Im wohlhabenden Baden-Württemberg waren nur 14,5 Prozent der Frauen, die 2007 Elterngeld beantragten, unter 25 Jahre alt, in Bayern waren es 15 Prozent. Im ärmeren Saarland hingegen entfielen knapp 21, in Bremen gar 23,3 Prozent auf diese Altersgruppe.

»Anscheinend sehen junge Frauen, die keine Chance auf dem Arbeitsmarkt haben, in einem Kind eine sinnvolle Aufgabe, die ihnen Anerkennung verschafft«, sagt Schröder.

Auch die Höhe des ausgezahlten Elterngeldes, die sich nach dem vorherigen Verdienst richtet, legt derartige Interpretationen nahe. In Bayern erhielt gut ein Viertel der Mütter den Mindestbetrag von 300 Euro im Monat, in Bremen waren es hingegen 42,5 Prozent. Schon wer einen regulären Minijob hat, bekommt mehr.

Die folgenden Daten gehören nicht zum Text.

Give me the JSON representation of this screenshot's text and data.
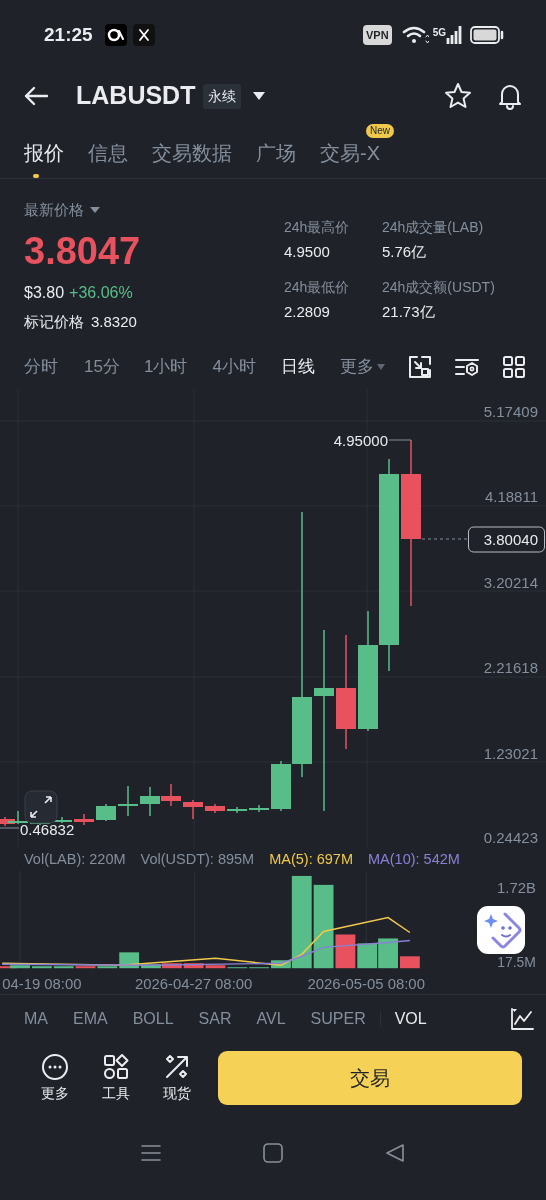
{
  "status_bar": {
    "time": "21:25",
    "vpn": "VPN",
    "network": "5G"
  },
  "header": {
    "symbol": "LABUSDT",
    "contract_type": "永续"
  },
  "tabs": [
    {
      "label": "报价",
      "selected": true
    },
    {
      "label": "信息",
      "selected": false
    },
    {
      "label": "交易数据",
      "selected": false
    },
    {
      "label": "广场",
      "selected": false
    },
    {
      "label": "交易-X",
      "selected": false,
      "badge": "New"
    }
  ],
  "price": {
    "label": "最新价格",
    "last": "3.8047",
    "usd": "$3.80",
    "change": "+36.06%",
    "mark_label": "标记价格",
    "mark": "3.8320"
  },
  "stats": [
    {
      "label": "24h最高价",
      "value": "4.9500"
    },
    {
      "label": "24h成交量(LAB)",
      "value": "5.76亿"
    },
    {
      "label": "24h最低价",
      "value": "2.2809"
    },
    {
      "label": "24h成交额(USDT)",
      "value": "21.73亿"
    }
  ],
  "intervals": [
    {
      "label": "分时",
      "selected": false,
      "kind": "plain"
    },
    {
      "label": "15分",
      "selected": false,
      "kind": "plain"
    },
    {
      "label": "1小时",
      "selected": false,
      "kind": "plain"
    },
    {
      "label": "4小时",
      "selected": false,
      "kind": "plain"
    },
    {
      "label": "日线",
      "selected": true,
      "kind": "plain"
    },
    {
      "label": "更多",
      "selected": false,
      "kind": "dropdown"
    }
  ],
  "price_chart": {
    "axis_labels": [
      "5.17409",
      "4.18811",
      "3.20214",
      "2.21618",
      "1.23021",
      "0.24423"
    ],
    "high_label": "4.95000",
    "low_label": "0.46832",
    "last_price": "3.80040"
  },
  "volume": {
    "legend": [
      {
        "label": "Vol(LAB): 220M",
        "color": "#848e9c"
      },
      {
        "label": "Vol(USDT): 895M",
        "color": "#848e9c"
      },
      {
        "label": "MA(5): 697M",
        "color": "#f0c94b"
      },
      {
        "label": "MA(10): 542M",
        "color": "#8a80d6"
      }
    ],
    "axis_labels": [
      "1.72B",
      "17.5M"
    ],
    "dates": [
      "04-19 08:00",
      "2026-04-27 08:00",
      "2026-05-05 08:00"
    ]
  },
  "indicators": [
    {
      "label": "MA",
      "selected": false
    },
    {
      "label": "EMA",
      "selected": false
    },
    {
      "label": "BOLL",
      "selected": false
    },
    {
      "label": "SAR",
      "selected": false
    },
    {
      "label": "AVL",
      "selected": false
    },
    {
      "label": "SUPER",
      "selected": false
    },
    {
      "label": "VOL",
      "selected": true
    }
  ],
  "actions": [
    {
      "label": "更多"
    },
    {
      "label": "工具"
    },
    {
      "label": "现货"
    }
  ],
  "trade_button": "交易"
}
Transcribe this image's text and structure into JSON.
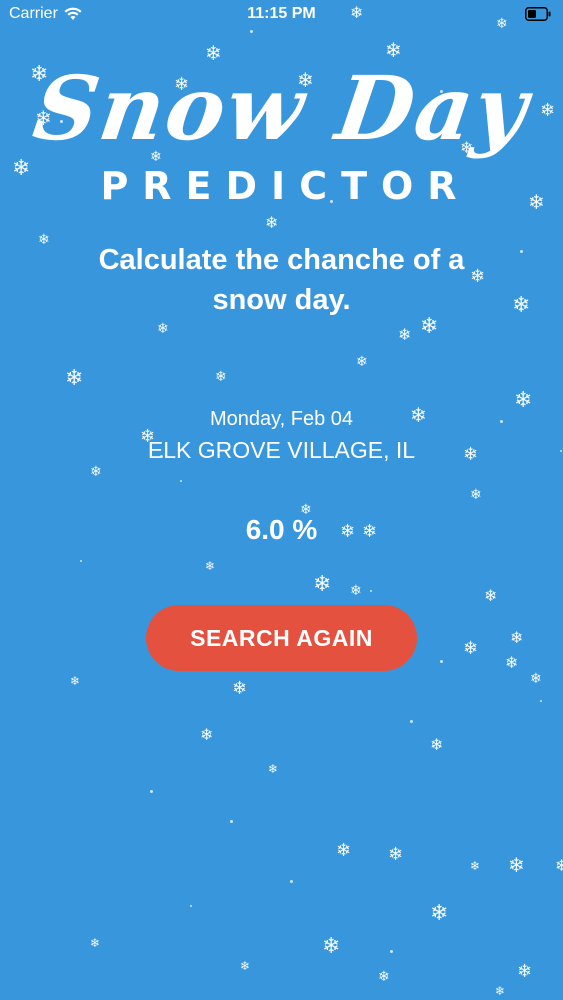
{
  "status_bar": {
    "carrier": "Carrier",
    "time": "11:15 PM",
    "icons": [
      "wifi-icon",
      "battery-icon"
    ]
  },
  "title": {
    "script": "Snow Day",
    "sub": "PREDICTOR"
  },
  "tagline": "Calculate the chanche of a snow day.",
  "forecast": {
    "date": "Monday, Feb 04",
    "location": "ELK GROVE VILLAGE, IL",
    "percent": "6.0 %"
  },
  "actions": {
    "search_again": "SEARCH AGAIN"
  },
  "colors": {
    "background": "#3896DD",
    "button": "#E4513F",
    "text": "#FFFFFF"
  },
  "decoration": {
    "snowflake_icon": "❄"
  }
}
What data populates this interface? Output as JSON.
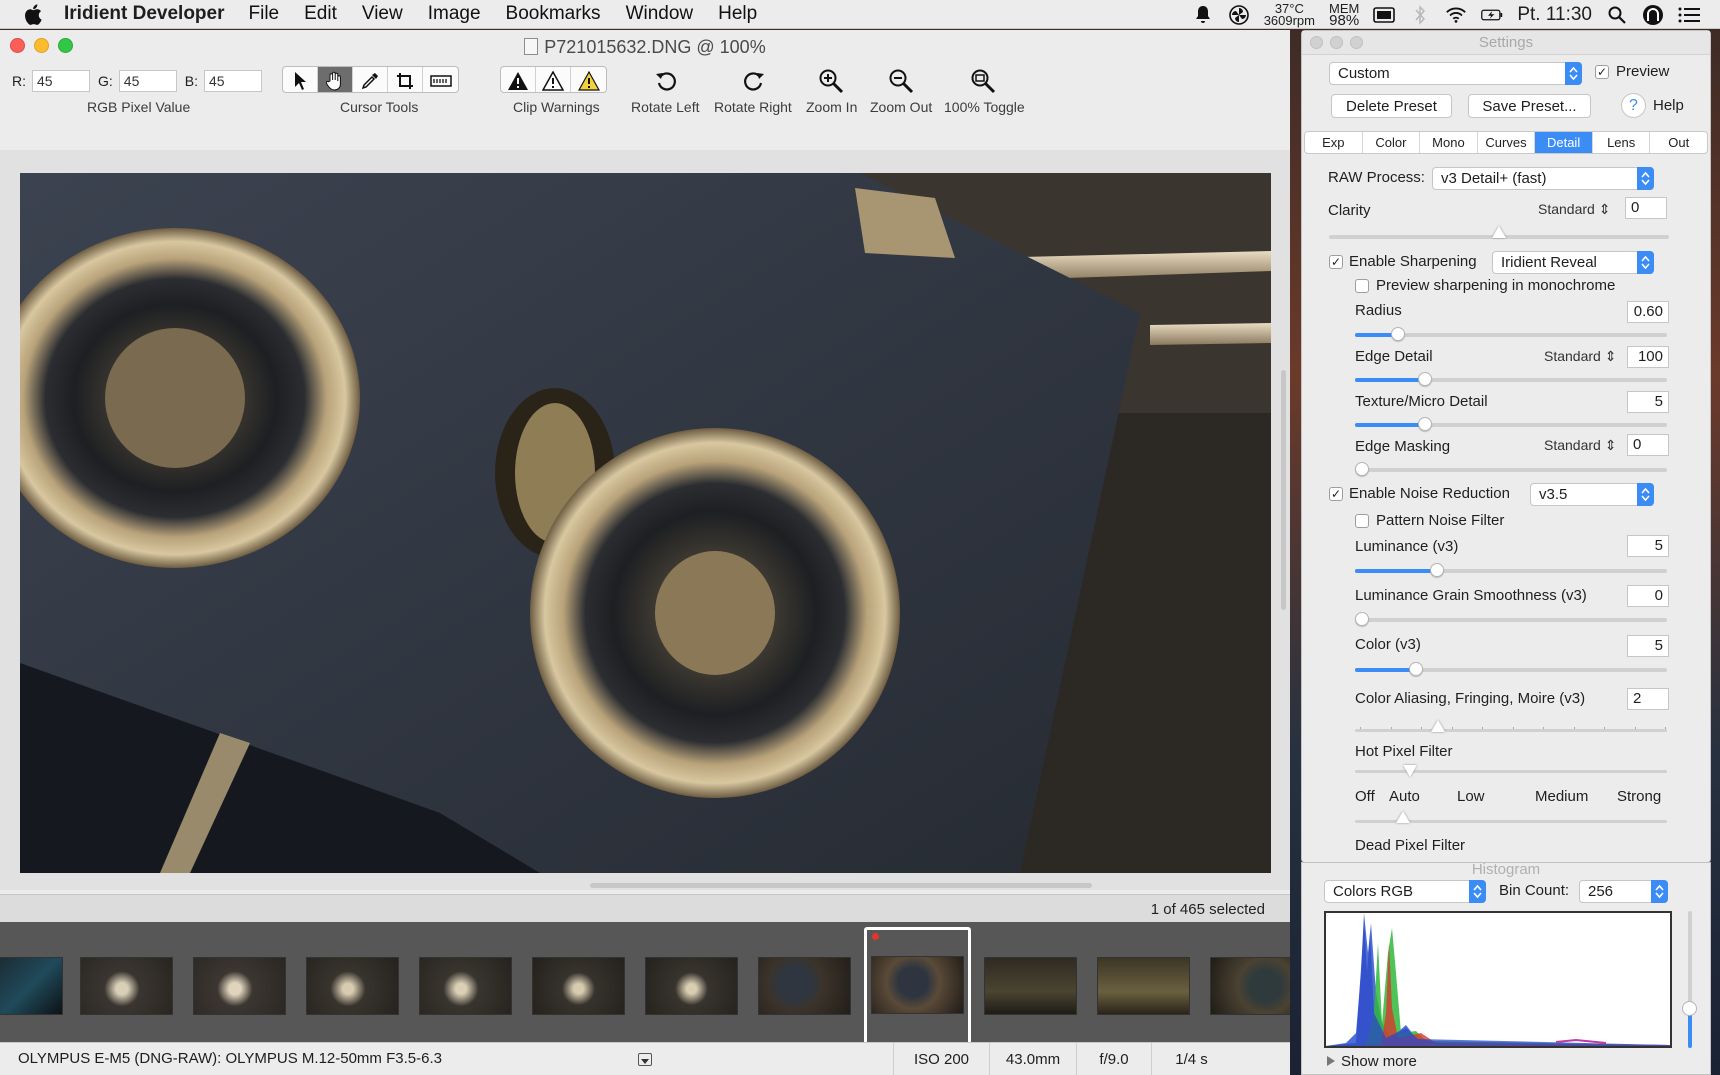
{
  "menubar": {
    "app_name": "Iridient Developer",
    "menus": [
      "File",
      "Edit",
      "View",
      "Image",
      "Bookmarks",
      "Window",
      "Help"
    ],
    "temp": "37°C",
    "fan": "3609rpm",
    "mem_label": "MEM",
    "mem_value": "98%",
    "clock": "Pt. 11:30"
  },
  "window": {
    "title": "P721015632.DNG @ 100%",
    "rgb": {
      "r_label": "R:",
      "r_value": "45",
      "g_label": "G:",
      "g_value": "45",
      "b_label": "B:",
      "b_value": "45",
      "caption": "RGB Pixel Value"
    },
    "toolbar": {
      "cursor_tools": "Cursor Tools",
      "clip_warnings": "Clip Warnings",
      "rotate_left": "Rotate Left",
      "rotate_right": "Rotate Right",
      "zoom_in": "Zoom In",
      "zoom_out": "Zoom Out",
      "toggle_100": "100% Toggle"
    },
    "selection_text": "1 of 465 selected",
    "status": {
      "camera": "OLYMPUS E-M5 (DNG-RAW): OLYMPUS M.12-50mm F3.5-6.3",
      "iso": "ISO 200",
      "focal": "43.0mm",
      "aperture": "f/9.0",
      "shutter": "1/4 s"
    }
  },
  "settings": {
    "title": "Settings",
    "preset": "Custom",
    "preview_label": "Preview",
    "preview_checked": true,
    "delete_preset": "Delete Preset",
    "save_preset": "Save Preset...",
    "help": "Help",
    "tabs": [
      "Exp",
      "Color",
      "Mono",
      "Curves",
      "Detail",
      "Lens",
      "Out"
    ],
    "active_tab": "Detail",
    "raw_process_label": "RAW Process:",
    "raw_process_value": "v3 Detail+ (fast)",
    "clarity_label": "Clarity",
    "clarity_mode": "Standard",
    "clarity_value": "0",
    "clarity_level": 0.5,
    "enable_sharpening": "Enable Sharpening",
    "sharpening_method": "Iridient Reveal",
    "preview_mono": "Preview sharpening in monochrome",
    "radius_label": "Radius",
    "radius_value": "0.60",
    "radius_level": 0.12,
    "edge_detail_label": "Edge Detail",
    "edge_detail_mode": "Standard",
    "edge_detail_value": "100",
    "edge_detail_level": 0.21,
    "texture_label": "Texture/Micro Detail",
    "texture_value": "5",
    "texture_level": 0.21,
    "edge_masking_label": "Edge Masking",
    "edge_masking_mode": "Standard",
    "edge_masking_value": "0",
    "edge_masking_level": 0.0,
    "enable_noise": "Enable Noise Reduction",
    "noise_version": "v3.5",
    "pattern_noise": "Pattern Noise Filter",
    "luminance_label": "Luminance (v3)",
    "luminance_value": "5",
    "luminance_level": 0.25,
    "grain_label": "Luminance Grain Smoothness (v3)",
    "grain_value": "0",
    "grain_level": 0.0,
    "color_label": "Color (v3)",
    "color_value": "5",
    "color_level": 0.18,
    "aliasing_label": "Color Aliasing, Fringing, Moire (v3)",
    "aliasing_value": "2",
    "hot_pixel_label": "Hot Pixel Filter",
    "hot_pixel_scale": [
      "Off",
      "Auto",
      "Low",
      "Medium",
      "Strong"
    ],
    "dead_pixel_label": "Dead Pixel Filter"
  },
  "histogram": {
    "title": "Histogram",
    "mode": "Colors RGB",
    "bin_label": "Bin Count:",
    "bin_value": "256",
    "show_more": "Show more"
  },
  "colors": {
    "accent": "#3b8cf5",
    "close": "#fc5f57",
    "minimize": "#fdbc2e",
    "zoom": "#33c748"
  }
}
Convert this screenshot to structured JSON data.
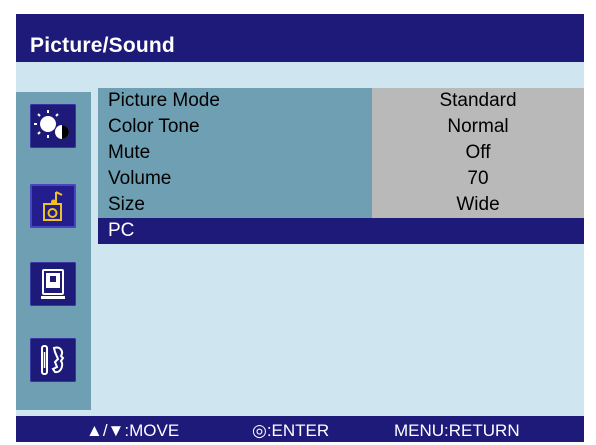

»Offenbar hat in Bremen ein sehr hoher Anteil vor der Mutterschaft gar nichts verdient«, sagt Schröder. Bundesweit bekamen nur 1,8 Prozent der Mütter den Höchstsatz von 1.800 Euro, weil sie einen gut bezahlten Job haben. Bei den Vätern, die Elterngeld beantragten, war das anders: Ihr Elterngeld lag im Schnitt um 62 Prozent höher als das der Mütter.